Mr. Morris’ residence was a fine stone house with wide porches and sunny bay windows, over which were trained graceful creeping vines. A boy of about eleven years of age and a very pretty lady stood arm in arm on the broad steps leading up to the front entrance that evening when Mr. Morris and the admiral arrived. They were Johnny Morris and his mother, who had already learned that Mr. Morris had bought the bird and would bring it when he came to dinner. The admiral discovered the next day that Mrs. Morris owned a box like the one at the office, into which she talked, and that it was called a telephone. He often mentioned this mysterious box as one of the most remarkable things he saw during his stay among men.
Johnny Morris capered and danced and jumped so hard in the exuberance of his joy at receiving the redbird that all the way to the sitting room his mother was coaxing him to be quiet.
“Don’t act so foolishly,” she begged; but he only capered and kicked up his heels still harder. When the cage was placed on a stand in the bay window he pranced around it, whistled and chirped, threw the bottom of the cage floor full of seed and splashed the water about so recklessly in his attempts to be friendly as nearly to frighten the poor admiral to pieces.
“Now, Johnny, don’t,” pleaded his mother.
“Johnny, don’t do that,” commanded his father every few minutes.
It was a constant “Don’t, Johnny, do this” and “Don’t, Johnny, do that,” until, the admiral said, the conversation was so mixed up with “Don’t-Johnny’s” as made it almost unintelligible.
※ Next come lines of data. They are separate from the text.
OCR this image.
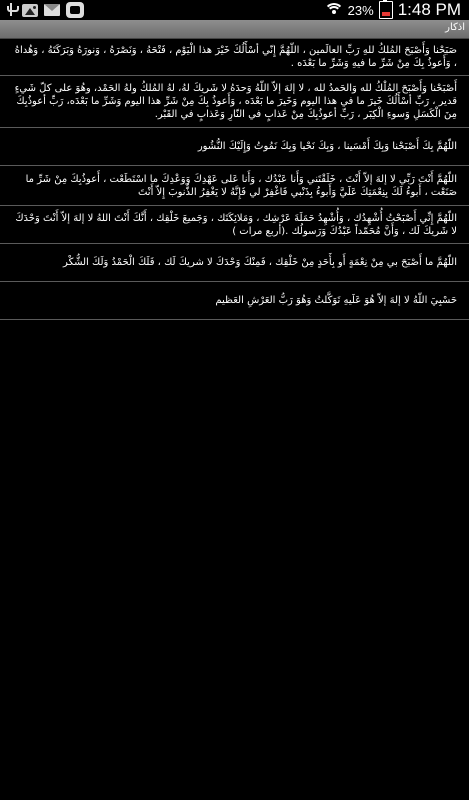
23% 1:48 PM
اذكار
صَبَحْنا وَأَصْبَحَ المُلكُ للهِ رَبِّ العالَمين ، اللّهُمَّ إِنّي أسْأَلُكَ خَيْرَ هذا الْيَوْم ، فَتْحَهُ ، وَنَصْرَهُ ، وَنورَهُ وَبَرَكَتَهُ ، وَهُداهُ ، وَأَعوذُ بِكَ مِنْ شَرِّ ما فيهِ وَشَرِّ ما بَعْدَه .
أَصْبَحْنا وَأَصْبَحَ المُلْكُ لله وَالحَمدُ لله ، لا إلهَ إلاّ اللّهُ وَحدَهُ لا شَريكَ لهُ، لهُ المُلكُ ولهُ الحَمْد، وهُوَ على كلّ شَيءٍ قدير ، رَبِّ أسْأَلُكَ خَيرَ ما في هذا اليوم وَخَيرَ ما بَعْدَه ، وَأَعوذُ بِكَ مِنْ شَرِّ هذا اليوم وَشَرِّ ما بَعْدَه، رَبِّ أعوذُبِكَ مِنَ الْكَسَلِ وَسوءِ الْكِبَر ، رَبِّ أعوذُبِكَ مِنْ عَذابٍ في النّارِ وَعَذابٍ في القَبْر.
اللّهُمَّ بِكَ أَصْبَحْنا وَبِكَ أَمْسَينا ، وَبِكَ نَحْيا وَبِكَ نَمُوتُ وَإِلَيْكَ النُّشُور
اللّهُمَّ أَنْتَ رَبِّي لا إلهَ إلاّ أَنْتَ ، خَلَقْتَني وَأَنا عَبْدُك ، وَأَنا عَلى عَهْدِكَ وَوَعْدِكَ ما اسْتَطَعْت ، أَعوذُبِكَ مِنْ شَرِّ ما صَنَعْت ، أَبوءُ لَكَ بِنِعْمَتِكَ عَلَيَّ وَأَبوءُ بِذَنْبي فَاغْفِرْ لي فَإِنَّهُ لا يَغْفِرُ الذُّنوبَ إِلاّ أَنْتَ
اللّهُمَّ إِنِّي أَصْبَحْتُ أُشْهِدُك ، وَأُشْهِدُ حَمَلَةَ عَرْشِك ، وَمَلائِكَتَك ، وَجَميعَ خَلْقِك ، أَنَّكَ أَنْتَ اللهُ لا إلهَ إلاّ أَنْتَ وَحْدَكَ لا شَريكَ لَك ، وَأَنَّ مُحَمّداً عَبْدُكَ وَرَسولُك .(أربع مرات )
اللّهُمَّ ما أَصْبَحَ بي مِنْ نِعْمَةٍ أَو بِأَحَدٍ مِنْ خَلْقِك ، فَمِنْكَ وَحْدَكَ لا شريكَ لَك ، فَلَكَ الْحَمْدُ وَلَكَ الشُّكْر
حَسْبِيَ اللّهُ لا إلهَ إلاّ هُوَ عَلَيهِ تَوَكَّلتُ وَهُوَ رَبُّ العَرْشِ العَظيم
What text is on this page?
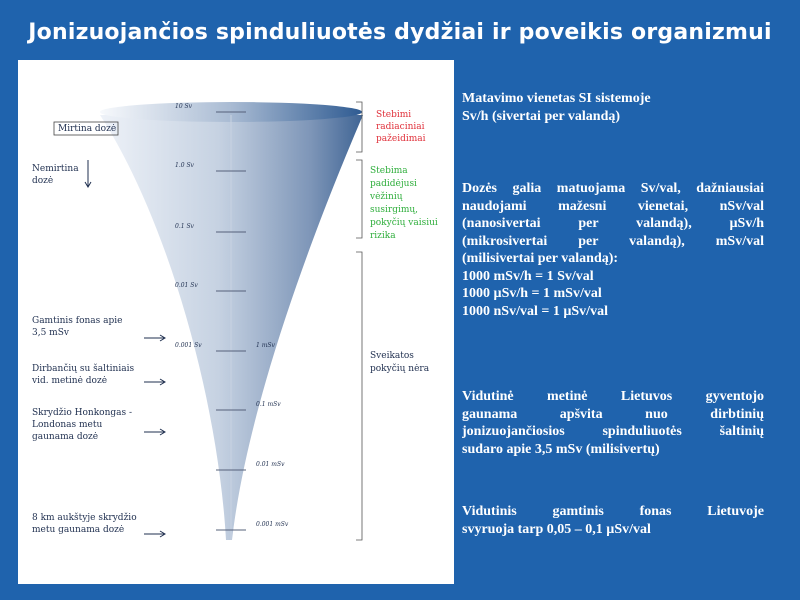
Jonizuojančios spinduliuotės dydžiai ir poveikis organizmui
10 Sv
1.0 Sv
0.1 Sv
0.01 Sv
0.001 Sv	1 mSv
0.1 mSv
0.01 mSv
0.001 mSv
Mirtina dozė
Nemirtina
dozė
Gamtinis fonas apie
3,5 mSv
Dirbančių su šaltiniais
vid. metinė dozė
Skrydžio Honkongas -
Londonas metu
gaunama dozė
8 km aukštyje skrydžio
metu gaunama dozė
Stebimi
radiaciniai
pažeidimai
Stebima
padidėjusi
vėžinių
susirgimų,
pokyčių vaisiui
rizika
Sveikatos
pokyčių nėra
Matavimo vienetas SI sistemoje
Sv/h (sivertai per valandą)
Dozės galia matuojama Sv/val, dažniausiai
naudojami mažesni vienetai, nSv/val
(nanosivertai per valandą), µSv/h
(mikrosivertai per valandą), mSv/val
(milisivertai per valandą):
1000 mSv/h = 1 Sv/val
1000 µSv/h = 1 mSv/val
1000 nSv/val = 1 µSv/val
Vidutinė metinė Lietuvos gyventojo
gaunama apšvita nuo dirbtinių
jonizuojančiosios spinduliuotės šaltinių
sudaro apie 3,5 mSv (milisivertų)
Vidutinis gamtinis fonas Lietuvoje
svyruoja tarp 0,05 – 0,1 µSv/val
Of course these expostulations made not a bit of impression on Johnny Morris. To be sure, he might stop for the moment, but the next second he was doing something else which brought a fresh round of “Don’t-Johnny’s” from each parent.
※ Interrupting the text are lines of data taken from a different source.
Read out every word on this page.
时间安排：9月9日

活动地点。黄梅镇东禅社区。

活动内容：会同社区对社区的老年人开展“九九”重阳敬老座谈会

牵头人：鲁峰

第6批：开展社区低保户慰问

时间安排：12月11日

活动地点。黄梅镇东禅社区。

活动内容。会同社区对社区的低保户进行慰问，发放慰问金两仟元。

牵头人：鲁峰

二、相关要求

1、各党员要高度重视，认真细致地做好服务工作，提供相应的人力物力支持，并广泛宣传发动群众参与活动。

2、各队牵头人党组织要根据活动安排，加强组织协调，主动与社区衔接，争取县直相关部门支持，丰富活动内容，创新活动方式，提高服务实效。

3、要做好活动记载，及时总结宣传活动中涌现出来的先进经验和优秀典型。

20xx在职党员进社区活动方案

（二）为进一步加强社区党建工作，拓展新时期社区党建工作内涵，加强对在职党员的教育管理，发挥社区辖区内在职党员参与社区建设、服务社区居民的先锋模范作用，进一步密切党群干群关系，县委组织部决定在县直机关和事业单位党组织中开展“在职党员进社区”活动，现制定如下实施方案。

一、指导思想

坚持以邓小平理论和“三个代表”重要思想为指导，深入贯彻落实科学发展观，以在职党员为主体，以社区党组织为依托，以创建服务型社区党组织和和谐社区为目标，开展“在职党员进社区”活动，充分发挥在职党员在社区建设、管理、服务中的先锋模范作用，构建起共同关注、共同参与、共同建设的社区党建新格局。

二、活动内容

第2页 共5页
He was such a generous, affectionate, pretty boy, with his rosy cheeks and wavy yellow hair, it was a great pity that he should keep a whole household in a state of constant commotion by his habit of not promptly minding when he was spoken to. His father and mother were very indulgent to him, and the admiral believed he had every kind of a toy known to the boy world. He also had a machine to ride on, which they called a “wheel.” On this he went out occasionally, although Mrs. Morris declared she never felt at ease a minute while he was gone, because he never came back at the hour he promised he would. Besides this, he had a dear little pony, named Jock, on whose back he often cantered about the big park. Frequently from the bay window the admiral watched him as he mounted Jock and rode away, while his mother stood on the house step and called after him as long as he was in sight: “Don’t ride in that reckless way, Johnny; you’ll tumble off,” or “Don’t, Johnny; the pony will throw you,” at which Johnny would laugh and make the pony go faster.